Her room he worked on alone, with a little help if he did not know how to join the different parts. Every thing was plain and simple, after plans of his own, but the Harvester laid floors and made window casings, seats, and doors of wood that the big factories of Grand Rapids used in veneering their finest furniture. When one of his carpenters pointed out this to him, and suggested that he sell his lumber to McLean and use pine flooring from the mills the Harvester laughed at him.
"I don't say that I could afford to buy burl maple, walnut, and cherry for wood-work," said the Harvester. "I could not, but since I have it, you can stake your life I won't sell it and build my home of cheap, rapidly decaying wood. The best I have goes into this cabin and what remains will do to sell. I have an idea that when this is done it is going to appear first rate. Anyway, it will be solid enough to last a thousand years, and with every day of use natural wood grows more beautiful. When we get some tables, couches, and chairs made from the same timber as the casings and the floors, I think it will be fine. I want money, but I don't want it bad enough to part with the BEST of anything I have for it. Go carefully and neatly there; it will have to be changed if you don't."

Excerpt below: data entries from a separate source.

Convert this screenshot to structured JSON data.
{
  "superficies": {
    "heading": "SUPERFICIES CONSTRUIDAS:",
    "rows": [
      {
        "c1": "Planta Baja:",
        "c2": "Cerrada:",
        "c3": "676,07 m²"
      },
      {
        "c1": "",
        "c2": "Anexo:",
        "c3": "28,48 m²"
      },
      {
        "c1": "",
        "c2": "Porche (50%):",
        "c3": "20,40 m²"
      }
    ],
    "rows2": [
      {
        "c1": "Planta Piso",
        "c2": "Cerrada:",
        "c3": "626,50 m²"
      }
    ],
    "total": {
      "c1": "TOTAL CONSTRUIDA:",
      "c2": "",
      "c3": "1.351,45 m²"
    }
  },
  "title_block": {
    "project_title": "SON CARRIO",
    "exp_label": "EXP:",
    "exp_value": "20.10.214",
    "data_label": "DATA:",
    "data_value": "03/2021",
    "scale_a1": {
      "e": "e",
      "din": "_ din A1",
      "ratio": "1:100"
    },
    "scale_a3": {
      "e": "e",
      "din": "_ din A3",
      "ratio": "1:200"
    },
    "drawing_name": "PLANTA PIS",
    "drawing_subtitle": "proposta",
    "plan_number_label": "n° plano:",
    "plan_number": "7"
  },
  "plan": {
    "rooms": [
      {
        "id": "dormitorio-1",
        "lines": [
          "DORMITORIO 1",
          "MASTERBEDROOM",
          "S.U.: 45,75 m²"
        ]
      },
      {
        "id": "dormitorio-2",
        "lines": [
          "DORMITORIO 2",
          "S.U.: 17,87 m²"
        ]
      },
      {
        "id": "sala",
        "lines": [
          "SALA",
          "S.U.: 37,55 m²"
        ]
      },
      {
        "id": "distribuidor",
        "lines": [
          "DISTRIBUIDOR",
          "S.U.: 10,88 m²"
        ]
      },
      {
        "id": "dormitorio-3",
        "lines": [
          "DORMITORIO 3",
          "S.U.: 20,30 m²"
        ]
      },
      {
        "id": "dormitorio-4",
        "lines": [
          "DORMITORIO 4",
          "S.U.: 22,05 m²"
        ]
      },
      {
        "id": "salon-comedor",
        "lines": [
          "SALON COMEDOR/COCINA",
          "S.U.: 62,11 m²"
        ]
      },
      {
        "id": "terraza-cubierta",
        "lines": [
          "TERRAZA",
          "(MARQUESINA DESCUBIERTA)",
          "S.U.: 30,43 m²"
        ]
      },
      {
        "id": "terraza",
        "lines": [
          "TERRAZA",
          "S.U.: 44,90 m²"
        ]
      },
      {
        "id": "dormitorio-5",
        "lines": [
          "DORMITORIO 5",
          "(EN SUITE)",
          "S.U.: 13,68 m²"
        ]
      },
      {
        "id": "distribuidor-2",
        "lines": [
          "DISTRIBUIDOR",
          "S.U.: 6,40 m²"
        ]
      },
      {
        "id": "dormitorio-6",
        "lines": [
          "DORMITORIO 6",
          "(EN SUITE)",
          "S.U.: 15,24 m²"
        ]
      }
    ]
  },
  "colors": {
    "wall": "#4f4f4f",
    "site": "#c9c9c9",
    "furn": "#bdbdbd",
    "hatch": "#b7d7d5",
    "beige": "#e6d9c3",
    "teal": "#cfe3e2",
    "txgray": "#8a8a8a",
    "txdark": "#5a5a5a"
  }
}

So the work progressed rapidly. When the carpenters had finished the last stroke on the big veranda they remained a day more and made flower boxes, and a swinging couch, and then the greedy Harvester kept the best man with him a week longer to help on the furniture.
"Ain't you going to say a word about her, Langston?" asked this man as they put a mirror-like surface on a curly maple dressing table top.
"Her!" ejaculated the Harvester. "What do you mean?"
"I haven't seen you bathe anywhere except in the lake since I have been here," said the carpenter. "Do you want me to think that a porcelain tub, this big closet, and chest of drawers are for you?"
A wave of crimson swept over the Harvester.
"No, they are not for me," he said simply. "I don't want to be any more different from other men than I can help, although I know that life in the woods, the rigid training of my mother, and the reading of only the books that would aid in my work have made me individual in many of my thoughts and ways. I suppose most men, just now, would tell you anything you want to know. There is only one thing I can say: The best of my soul and brain, the best of my woods and store-house, the best I can buy with money is not good enough for her. That's all. For myself, I am getting ready to marry, of course. I think all normal men do and that it is a matter of plain common-sense that they should. Life with the right woman must be infinitely broader and better than alone. Are you married?"
"Yes. Got a wife and four children."
"Are you sorry?"
"Sorry!" the carpenter shrilled the word. "Sorry! Well that's the best I ever heard! Am I sorry I married Nell and got the kids? Do I look sorry?"